J’avais couvert des rames de papier. Il y en avait une montagne accumulée sur ma table de travail. Je ne les considérais jamais avec beaucoup d’orgueil ; j’évitais ordinairement d’y jeter les yeux de trop près, et je vivais au jour le jour des illusions de la veille. Dès le lendemain j’en fis justice. J’en feuilletai au hasard des lambeaux : une fade odeur de médiocrité me souleva le cœur. Je pris le tout et le mis au feu. J’étais assez calme en exécutant ce sacrifice, qui en toute autre circonstance m’aurait coûté quelques regrets. En ce moment même, la réponse de Madeleine arriva. Sa lettre était ce qu’elle devait être, cordiale, tendre, exquise, et pourtant je restai stupéfait de me sentir au cœur un espoir déçu. Le flamboiement de tant de paperasses brûlées éclairait encore ma chambre, et j’étais debout, tenant à la main la lettre de Madeleine, comme un homme qui se noie tient un fil brisé, quand par hasard Olivier entra.

Il vit cet amas de cendres fumantes et comprit : il jeta un rapide coup d’œil sur la lettre.

— On se porte bien à Nièvres ? me dit-il froidement.

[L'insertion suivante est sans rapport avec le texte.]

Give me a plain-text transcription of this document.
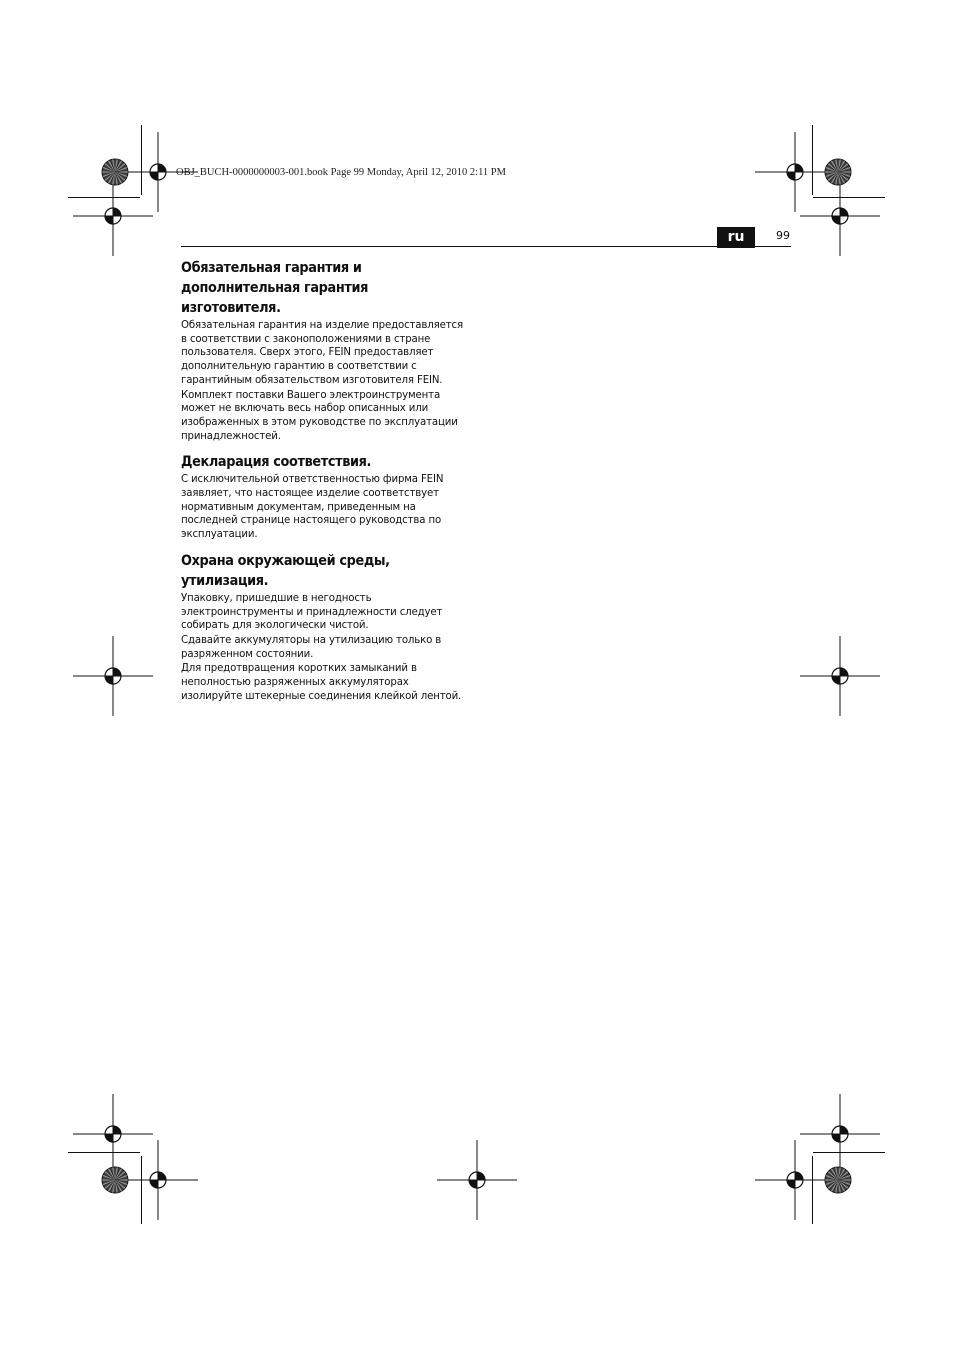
OBJ_BUCH-0000000003-001.book Page 99 Monday, April 12, 2010 2:11 PM
ru	99
Обязательная гарантия и
дополнительная гарантия
изготовителя.

Обязательная гарантия на изделие предоставляется
в соответствии с законоположениями в стране
пользователя. Сверх этого, FEIN предоставляет
дополнительную гарантию в соответствии с
гарантийным обязательством изготовителя FEIN.

Комплект поставки Вашего электроинструмента
может не включать весь набор описанных или
изображенных в этом руководстве по эксплуатации
принадлежностей.

Декларация соответствия.

С исключительной ответственностью фирма FEIN
заявляет, что настоящее изделие соответствует
нормативным документам, приведенным на
последней странице настоящего руководства по
эксплуатации.

Охрана окружающей среды,
утилизация.

Упаковку, пришедшие в негодность
электроинструменты и принадлежности следует
собирать для экологически чистой.

Сдавайте аккумуляторы на утилизацию только в
разряженном состоянии.

Для предотвращения коротких замыканий в
неполностью разряженных аккумуляторах
изолируйте штекерные соединения клейкой лентой.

Pour prévenir le moindre soupçon, je lui tendis la lettre ; mais il affecta de ne point la lire, et comme s’il eût décidé que le moment était venu de me parler raison et de débrider largement une plaie qui languissait, sans résultat :

— Ah ça ! me dit-il, où en es-tu ? Depuis six mois, tu veilles, tu te morfonds : tu mènes une vie de séminariste qui a fait des vœux, de bénédictin qui prend des bains de science pour calmer la chair ; où cela t’a-t-il mené ?

— À rien, lui dis-je.

— Tant pis, car toute déception prouve au moins une chose : c’est qu’on s’est trompé sur les moyens de réussir. — Tu t’es imaginé que la solitude, quand on doute de soi, est le meilleur des conseillers. Qu’en penses-tu aujourd’hui ? Quel conseil t’a-t-elle donné, quel avis qui te serve, quelle leçon de conduite ?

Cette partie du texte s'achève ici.